An issue on Mia-Platform components would cause a temporary misalignment between data on Single View and data on the source database. However, this misalignment will be automatically recovered as soon as Mia-Platform components return online.

In particular, the recovery mechanism works as follows:

  • Mia-Platform components stop or crash
  • Data changes continue to accumulate on Kafka
  • Mia-Platform components stop reading data changes from the topics because they are offline
  • Mia-Platform components return online
  • Mia-Platform components restart to process Kafka messages starting from the last processed message and update the Single Views

In the next paragraphs, some possible failure handling on the Real-Time Updater is described.

What if Real-Time Updater fails to process a CDC message?

The Real-Time Updater could fail to process a message from ingestion topics for different reasons, e.g. due to the presence of a malformed message on the ingestion topic or due to a violation of a unique index on the MongoDB projection. In such cases, the service is designed to stop processing messages as soon as it encounters an error. In particular, by configuring the PAUSE_TOPIC_CONSUMPTION_ON_ERROR environment variable of the service, you can choose whether to make the service crash (and, therefore, stop consuming from all the ingestion topics) or to make it stop consuming only from the topic where the error occurred. We do not skip messages because the order of consumption of events does matter in Fast Data. Indeed, skipping messages, and eventually processing them later on, could lead to overriding data with old values.

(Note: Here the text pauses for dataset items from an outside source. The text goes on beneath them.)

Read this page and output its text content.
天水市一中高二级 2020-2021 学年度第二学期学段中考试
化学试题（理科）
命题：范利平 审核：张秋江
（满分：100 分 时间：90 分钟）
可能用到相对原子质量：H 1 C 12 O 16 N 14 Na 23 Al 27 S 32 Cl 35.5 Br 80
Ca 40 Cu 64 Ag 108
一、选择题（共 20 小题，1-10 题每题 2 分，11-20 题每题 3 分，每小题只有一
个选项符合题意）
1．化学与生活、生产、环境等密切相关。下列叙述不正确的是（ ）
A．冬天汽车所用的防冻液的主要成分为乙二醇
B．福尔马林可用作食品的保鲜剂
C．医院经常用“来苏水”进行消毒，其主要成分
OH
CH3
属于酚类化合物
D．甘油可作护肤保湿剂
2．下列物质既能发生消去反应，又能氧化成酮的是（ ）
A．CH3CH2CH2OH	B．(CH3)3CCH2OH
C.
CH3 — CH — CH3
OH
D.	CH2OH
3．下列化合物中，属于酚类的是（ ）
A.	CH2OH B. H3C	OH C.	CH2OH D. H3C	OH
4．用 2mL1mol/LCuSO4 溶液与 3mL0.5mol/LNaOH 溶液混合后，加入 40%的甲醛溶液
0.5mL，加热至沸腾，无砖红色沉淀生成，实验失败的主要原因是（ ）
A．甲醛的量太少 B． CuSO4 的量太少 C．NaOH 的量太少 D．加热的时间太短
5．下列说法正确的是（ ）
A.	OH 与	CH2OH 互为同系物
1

How to resume from a Real-Time Updater failure?

Technically, to resume from a failure situation it is sufficient to reset the Kafka offset of the Real-Time Updater's consumer group.

How do I recognize a Real-Time Updater failure?

In case the Real-Time Updater enters a failure state, this can be recognized due to the following signals:

  • the lag of the Kafka consumer group associated to the service starts growing indefinitely, with a sudden unexpected increase occurring at the moment when the error has been encountered
  • the service deployed on K8s restarts indefinitely, with service logs showing that one of the component has failed to process incoming change events

The Fast Data solution can be configured to define an alert on the Kafka consumer group lag metric exposed by the service, so that the teams can be immediately notified of the channel of preference as soon this unexpected event may appear.

What are the impacts of a Real-Time Updater failure?

The Single Views involved in the failure will contain not up-to-date data as far as someone takes the resume action. It is also possible to implement custom automatic resume action to recover without human operations. It is also possible to implement a mechanism that marks the Single View as "not up-to-date" for the Single View consumer to know that they are consuming data that could be not aligned with the System of Records.

How Fast Data error codes can be interpreted?

In case Fast Data services encounter an issue, either regarding their configuration or during their runtime, they generate a set of logs. Among those logs, it is possible to find error codes in the format FD_AAAA_Eyxxx representing what caused the failure. All the error codes Fast Data services may emit are listed within the dedicated error codes documentation page, where it can also be found a brief explanation of the issue with some insights on how to potentially resolve it.